Mario und Manuela Roßberg aus Dahlen werden ihre Tochter Hanna bei Härtwigs lernen lassen. „Wir sind beide hier zur Schule gegangen, als es noch Pestalozzi-Gymnasium war, wir kennen die Räume und die Bedingungen – und die haben sich sogar noch verbessert. Hanna hat zwar auch das Zeug für das Gymnasium, aber dorthin kann sie ja später immer noch wechseln“, so der Vater. Die günstige Busverbindung und dass beide Großeltern Hannas nur wenige Kilometer entfernt wohnen, begünstigt die Entscheidung, so das Paar. Alternative wäre für die Heidestädter die Oberschule in Falkenhain, die verstärkt im Kinder aus diesem Bereich der Collm-Region wirbt.

Ähnlich verhält es sich bei Sandra und Jörg Hildebrand. Ihre Tochter Saphira kennt das Gebäude bereits von den Veranstaltungen der benachbarten Bücherwurm-Grundschule, so die Mutter.

Der ein oder andere Besucher stellte am Sonnabend Fragen zum bevorstehenden Einbau eines Aufzugs im Schulgebäude. Schulleiterin Kerstin Wasiak erklärte, dass der Fahrstuhl voraussichtlich zu Beginn des neuen Schuljahres in Betrieb geht. „Die lärmintensivsten Arbeiten finden natürlich während der Ferien statt, im Februar geht es los“, kündigt sie an. Der Schritt zum barrierefreien Lernen ist nur ein Teil der Investitionen. Nachdem die Fassade strahlt, geht es im Außenbereich weiter. Eingangstreppen und Hof, sowie die Schleusen sind reparaturbedürftig. Und ist das geschafft, wird innen wieder Hand angelegt, sollen einige Zimmer neu gestrichen und Fußböden neu verlegt werden, kündigt sie an.
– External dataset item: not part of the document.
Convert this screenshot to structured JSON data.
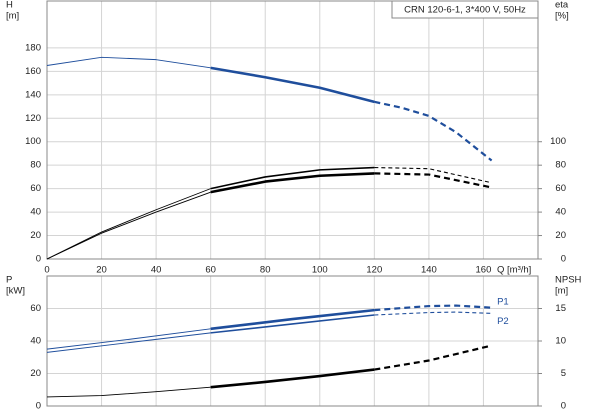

Einradgruppe präsentiert ihr Können

Neben zahlreichen ehemaligen Schülern waren am offenen Vormittag auch zwei Lehrer mit von der Partie, die dem Berufsleben offiziell schon Lebewohl gesagt haben. Der Härtwigschule bleiben sie als Ganztagsangebotsbetreuer erhalten. Kerstin Kittel trainiert nach wie vor die Einradgruppe. Die Mitglieder präsentierten in der Turnhalle ihr Können und zeigten dabei zugleich die neu erworbenen markanten gelb-schwarzen T-Shirts.

Zweite Kollegin mit Sehnsucht ist Renate Scheibe. Sie hat sich vorgenommen, gemeinsam mit Schülern und engagierten Eltern die Schulbibliothek auf Vordermann zu bringen. „Dafür habe ich schon im aktiven Dienst Zeit aufgebracht, aber natürlich immer nur nebenher. Jetzt kann ich mich darauf konzentrieren“, sagt sie. Bücherspenden nimmt sie gern an, im Gegenzug wird allzu altes aussortiert. Die Resonanz von Seiten der Eltern hat sie so stark nicht erwartet. „Wenn alle, die mir versprochen haben, Bücher abzugeben, das auch tun, dann muss ich hier anbauen“, sagt sie mit Blick auf bereits gut gefüllten Regale der Ausleihe.